Let me set the scene for you…
Someone says, “2,000 miles isn’t that much. I could drive that in a day.”
The reply comes fast, smug, and mathematically flawless. “If you drove a steady 75MPH without ever slowing down, it would take over 26 hours. More than a day. It’s called math. You should try it sometime.”
Cue the applause. They got ‘em. And the internet nods in unison. Another ignorant fool on the internet defeated by our educated hero.
Except…
Not really.
Yes, of course. The math is correct. But the mindset isn’t. And that’s what happens when people mistake accuracy for intelligence. The self-certified genius treated a day as a fixed, universal concept. They narrowed in on the fact that yes, 2,000 miles divided by 75MPH is, in fact, 26.67 hours. That’s literal thinking. Smart on paper… useless in the real world.
A lateral thinker asks, How could I reframe this?
And the answer is simple. Add one variable: Geography.
Drive east to west, and you cross time zones. The math doesn’t change, but the clock does. Given their gracious variables of “a steady 75MPH without ever slowing down,” you could gain three hours.
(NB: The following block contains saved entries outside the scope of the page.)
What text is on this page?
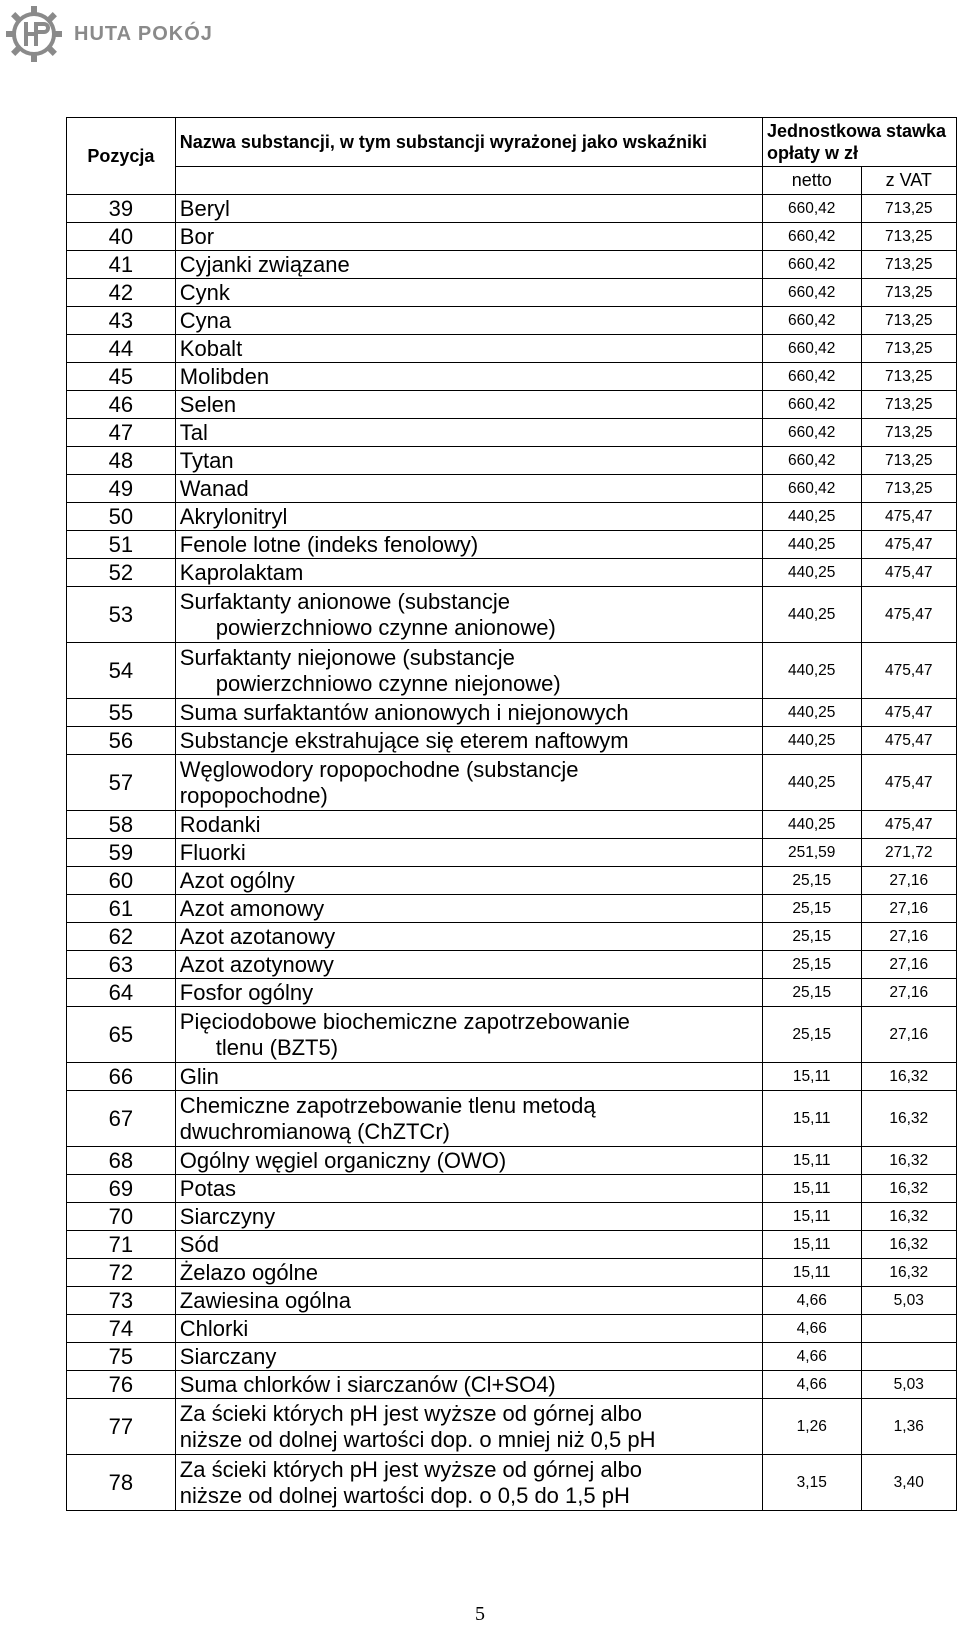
HUTA POKÓJ
Pozycja	Nazwa substancji, w tym substancji wyrażonej jako wskaźniki	Jednostkowa stawka opłaty w zł	
		netto	z VAT
39	Beryl	660,42	713,25
40	Bor	660,42	713,25
41	Cyjanki związane	660,42	713,25
42	Cynk	660,42	713,25
43	Cyna	660,42	713,25
44	Kobalt	660,42	713,25
45	Molibden	660,42	713,25
46	Selen	660,42	713,25
47	Tal	660,42	713,25
48	Tytan	660,42	713,25
49	Wanad	660,42	713,25
50	Akrylonitryl	440,25	475,47
51	Fenole lotne (indeks fenolowy)	440,25	475,47
52	Kaprolaktam	440,25	475,47
53	Surfaktanty anionowe (substancje
powierzchniowo czynne anionowe)	440,25	475,47
54	Surfaktanty niejonowe (substancje
powierzchniowo czynne niejonowe)	440,25	475,47
55	Suma surfaktantów anionowych i niejonowych	440,25	475,47
56	Substancje ekstrahujące się eterem naftowym	440,25	475,47
57	Węglowodory ropopochodne (substancje
ropopochodne)	440,25	475,47
58	Rodanki	440,25	475,47
59	Fluorki	251,59	271,72
60	Azot ogólny	25,15	27,16
61	Azot amonowy	25,15	27,16
62	Azot azotanowy	25,15	27,16
63	Azot azotynowy	25,15	27,16
64	Fosfor ogólny	25,15	27,16
65	Pięciodobowe biochemiczne zapotrzebowanie
tlenu (BZT5)	25,15	27,16
66	Glin	15,11	16,32
67	Chemiczne zapotrzebowanie tlenu metodą
dwuchromianową (ChZTCr)	15,11	16,32
68	Ogólny węgiel organiczny (OWO)	15,11	16,32
69	Potas	15,11	16,32
70	Siarczyny	15,11	16,32
71	Sód	15,11	16,32
72	Żelazo ogólne	15,11	16,32
73	Zawiesina ogólna	4,66	5,03
74	Chlorki	4,66	
75	Siarczany	4,66	
76	Suma chlorków i siarczanów (Cl+SO4)	4,66	5,03
77	Za ścieki których pH jest wyższe od górnej albo
niższe od dolnej wartości dop. o mniej niż 0,5 pH	1,26	1,36
78	Za ścieki których pH jest wyższe od górnej albo
niższe od dolnej wartości dop. o 0,5 do 1,5 pH	3,15	3,40
5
Start at 12:01 AM in New York and drive nonstop; you could theoretically arrive in California at 11:41 PM the same day. Is that cheating? Maybe. But is it true? Yes.
And that’s the point.
The smug corrector wasn’t wrong by any means. They just had tunnel vision. So obsessed with being technically right, they missed the bigger truth. That’s the trap of certainty: it makes you blind to anything outside your frame. Literal thinkers live to win arguments. Lateral thinkers live to change them.
The next time you see a clean, airtight “gotcha” moment, take a breath. Ask what’s being assumed. Ask what they’re leaving out. Because the smartest person in the room isn’t the one who calculates faster. It’s the one who considers all the variables and questions the assumptions everyone accepts as truth.